Fedora Core 2 wishlists

[Chuck Mead]

Chris Adams wrote:
> Once upon a time, Chuck Mead <csm at redhat.com> said:
> 
>>Why not just block this garbage at the smtp port and stop all this silly 
>>post-receipt processing? Postfix can do this!
> 
> 
> Because that is not acceptable.  First of all, anyone that blocks email
> to postmaster and abuse email is violating RFCs.
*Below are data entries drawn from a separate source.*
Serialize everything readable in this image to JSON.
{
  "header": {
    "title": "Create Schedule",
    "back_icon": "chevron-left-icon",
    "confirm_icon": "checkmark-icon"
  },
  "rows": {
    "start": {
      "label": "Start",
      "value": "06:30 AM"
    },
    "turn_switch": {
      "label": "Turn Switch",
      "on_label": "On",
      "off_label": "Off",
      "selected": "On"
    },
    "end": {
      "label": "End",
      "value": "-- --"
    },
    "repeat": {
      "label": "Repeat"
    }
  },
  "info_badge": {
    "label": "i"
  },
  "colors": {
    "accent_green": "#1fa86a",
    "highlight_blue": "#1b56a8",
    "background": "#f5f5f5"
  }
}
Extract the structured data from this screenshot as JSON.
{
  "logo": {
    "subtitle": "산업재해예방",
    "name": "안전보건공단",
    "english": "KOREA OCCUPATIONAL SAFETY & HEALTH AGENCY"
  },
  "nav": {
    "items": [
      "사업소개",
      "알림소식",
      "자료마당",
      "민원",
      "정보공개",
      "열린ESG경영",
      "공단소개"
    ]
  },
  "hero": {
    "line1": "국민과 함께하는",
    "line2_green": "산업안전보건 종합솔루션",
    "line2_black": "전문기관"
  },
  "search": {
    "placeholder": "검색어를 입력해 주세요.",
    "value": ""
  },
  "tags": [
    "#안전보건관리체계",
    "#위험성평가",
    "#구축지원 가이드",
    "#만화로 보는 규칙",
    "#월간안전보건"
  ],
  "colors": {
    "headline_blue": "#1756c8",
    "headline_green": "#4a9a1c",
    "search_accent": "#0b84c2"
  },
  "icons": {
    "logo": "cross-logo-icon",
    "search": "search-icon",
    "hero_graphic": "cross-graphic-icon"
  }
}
I don't think I have ever recommended that in a corporate environment 
(nor was I here) and that is one of the things that is problematic with 
access checks themselves as they (if implemented that way) may block 
mail based upon it's point of origin regardless of sender or content. I 
much prefer to attack the offending content as opposed to the offending 
ip address, host, or domain.


> Second, not all of our
> users want the same spam filtering; some opt out of Brightmail (which is
> what I'm talking to with a milter) for example.  Brightmail works by
> sidelining spam, so that if there is a false positive, the user can
> fetch the message via a web interface.  Content based checks cannot be
> done at the "smtp port"; you have to accept the message and then process
> it.

Content based checks *ARE* done with postfix at the SMTP port and that 
was my point... using postfix I can certainly block via host, email 
address, network ip or range the same as I can with sendmail but I can 
also block content at the SMTP port using mime_checks, header_checks, or 
body_checks using regexp or pcre. I have a suspicion that the fact you 
are unaware of that capability is *why* you prefer sendmail. :-)

> Telling someone that what they are doing is "silly" is not exactly a way
> to sway their opinion.

Sorry... I wasn't denigrating you (just the action which, to me appears 
artifically self limiting) so no offense intended.

-- 
Chuck Mead <csm at redhat.com>
Instructor II, GLS
Disclaimer: "It's Thursday and my name is Locutus of B0rk!"
Addendum: "Bwahahaha! Fire up the orbital mind-control lasers!"